Ce livre tente de proposer une lecture de ces deux textes. Plus exactement, il les interroge pour mettre à l'épreuve ce qui, à travers la hantise du «mourir», s'est joué quant aux catégories majeures de la fiction et du mythe, du testimonial et du testamentaire, de l'aveu et du secret, de la non-présence à soi et du retrait, de l'autre (éthique) et de l'être-ensemble (politique), etc. Mais surtout quant à ce qu'il faut bien se résoudre à nommer l'écriture posthume de Blanchot.

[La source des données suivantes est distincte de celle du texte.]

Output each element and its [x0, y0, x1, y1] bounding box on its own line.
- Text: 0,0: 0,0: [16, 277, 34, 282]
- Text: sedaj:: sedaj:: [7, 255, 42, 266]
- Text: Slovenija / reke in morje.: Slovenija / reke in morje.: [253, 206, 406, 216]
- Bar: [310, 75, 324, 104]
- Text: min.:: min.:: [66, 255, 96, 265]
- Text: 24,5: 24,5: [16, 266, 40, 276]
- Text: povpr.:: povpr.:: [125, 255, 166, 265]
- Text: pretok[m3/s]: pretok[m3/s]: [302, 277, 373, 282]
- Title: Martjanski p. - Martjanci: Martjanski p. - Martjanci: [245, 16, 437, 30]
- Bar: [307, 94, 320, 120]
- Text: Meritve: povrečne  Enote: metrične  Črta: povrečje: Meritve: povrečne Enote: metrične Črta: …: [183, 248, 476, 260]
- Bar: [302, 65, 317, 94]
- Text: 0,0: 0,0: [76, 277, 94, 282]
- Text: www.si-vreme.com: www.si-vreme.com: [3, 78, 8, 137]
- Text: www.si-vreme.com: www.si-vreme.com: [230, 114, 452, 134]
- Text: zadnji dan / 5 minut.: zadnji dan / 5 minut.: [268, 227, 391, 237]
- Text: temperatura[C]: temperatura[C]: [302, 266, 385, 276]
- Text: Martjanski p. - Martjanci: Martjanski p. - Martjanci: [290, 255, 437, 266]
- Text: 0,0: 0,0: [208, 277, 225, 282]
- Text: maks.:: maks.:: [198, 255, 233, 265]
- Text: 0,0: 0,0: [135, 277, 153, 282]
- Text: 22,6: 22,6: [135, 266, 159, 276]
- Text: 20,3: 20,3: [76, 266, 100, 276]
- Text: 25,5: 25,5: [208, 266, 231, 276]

  • La revue de presse Christophe Bident - Le Magazine Littéraire, janvier 2012

Philippe Lacoue-Labarthe fait résonner l'oeuvre immense de Blanchot dans quelques lignes où l'écrivain décrit une «scène primitive» (un enfant de 7 ou 8 ans vit une extase à la fenêtre où le ciel se vide pour révéler que «rien est ce qu'il y a, et d'abord rien au-delà»), et dans quelques pages intitulées «L'instant de ma mort» (en 1944, un homme de 37 ans échappe à un peloton d'exécution russe commandé par les nazis). Il voit en ces minces écrits «deux grands textes autobiographiques» qui fondent la réflexion de Blanchot sur «le mythe moderne de l'écrivain». Ces textes la rendent possible et l'allégorisent, puisque Blanchot, porteur de «l'idée que l'écrivain est celui qui écrit en sachant qu'il est déjà mort», est lui-même devenu cette «figure absolument mythique de l'écrivain moderne». Or, et c'est là ce qui trouble Lacoue-Labarthe, l'oeuvre de Blanchot, au moins depuis L'Espace littéraire, s'efforce sans relâche de se libérer du mythe, de la pensée mythique, de toute trace de pensée mythique.


  • La revue de presse Yannick Haenel - Le Monde du 1er décembre 2011

Agonie terminée, agonie interminable, loin des psalmodies morbides, s'attache à découvrir la généalogie d'une double extase que Blanchot raconte dans L'Instant de ma mort et dans L'Ecriture du désastre, laquelle, rejouant la scène immémoriale de la mort telle qu'on la rencontre chez Montaigne, Rousseau ou Artaud, réinvente cet événement comme ce qui a toujours eu lieu, et fonde non plus un terme, mais une origine. Cette extraordinaire opération que Blanchot accomplit sur la mort est sans doute la plus radicale contestation de celle-ci qui puisse s'effectuer : Blanchot inverse la mort en une impossibilité de mourir, dont il fait l'espace de la littérature, laquelle devient ce lieu étrange, suspendu, où il est possible de faire ce qui est l'impossible même, c'est-à-dire d'expérimenter la mort.